The Role That Made Him a Fan Favorite
Jones portrayed Kiume, the leader of the elephant section and one of the four human hosts who anchor the entire production. His defining moment came every single show when he sang Be Prepared, Scar's villain anthem, a number that consistently lands as one of the most memorable stretches of the entire experience. Guests who have sat in the Harambe Theater and felt that song take over the room know exactly what kind of presence is walking away.
And Jones was not just a theme park performer. His resume includes film appearances in Bad Boys II, The Punisher, and Out of Time, all from the early 2000s. That level of screen and stage experience showed up in every performance, which is a big part of why guests kept coming back to see him specifically, year after year.
Happy retirement to the man the myth and the legend, VJ.
— Ethan 💫 (@ThatDisneyBoi) July 2, 2026
This man has been with the show since it opened in 1998, and today he finally celebrates his retirement. Getting to grow up watching you, to sharing a stage with you has been one of the greatest privileges.
Nǎhtǎzū!!! pic.twitter.com/XN5Y6babfX
The Show That Refuses to Age
Festival of the Lion King is not just another entry in Disney's entertainment lineup. It opened with Disney's Animal Kingdom itself on April 22, 1998, making it one of the longest-running productions anywhere on Walt Disney World property. It originally ran at Camp Minnie-Mickey before relocating to the Harambe Theater in the park's Africa section, where it continues to perform today.
The production features four human hosts singing famous songs from The Lion King alongside life-size puppets of Simba, Pumbaa, an elephant, and a giraffe on parade floats, with Timon appearing as a walkaround character. Tumble Monkeys, aerial gymnasts, a fire twirler, and dancers round out a show that has managed to feel fresh across nearly three decades of continuous performances.
The numbers back up the legacy. Just last year, Festival of the Lion King celebrated its 80 millionth guest, honoring a young visitor with an oversized commemorative ticket featuring the show's logo and a nod to Camp Minnie-Mickey, plus a celebration button and a group photo with the cast. Eighty million guests for a single theme park production is a staggering figure, and performers like Jones are precisely why that number kept climbing.

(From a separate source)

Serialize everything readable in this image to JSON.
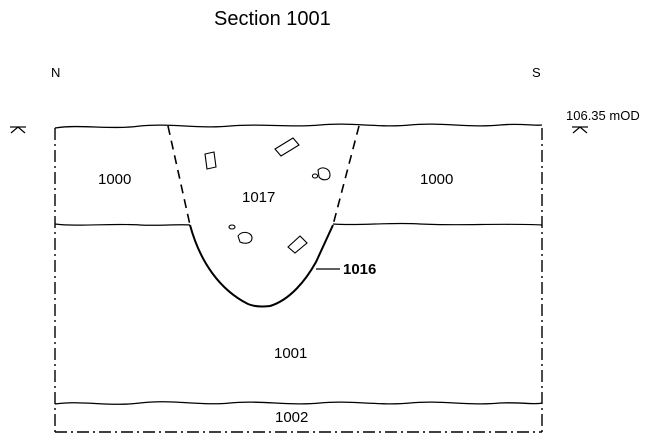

What Disney Guests Should Know Going Forward
Festival of the Lion King continues performing at the Harambe Theater, and the role of Kiume will be carried on by other performers. Guests planning to catch the show should know seating is limited and not guaranteed with park admission, so checking the My Disney Experience app, in-park tip boards, or asking a cast member at the theater for queue information is the move, especially during busier seasons. The Play Disney Parks app also offers a digital achievement for experiencing the show.
But for the guests who spent the last two decades returning to that theater specifically to watch Jones perform, this retirement genuinely marks the end of an era. Shows like this are built by the people who perform them day after day, year after year. Veryl Jones gave Festival of the Lion King more than 20 of those years, and the standing ovations he earned along the way speak for themselves.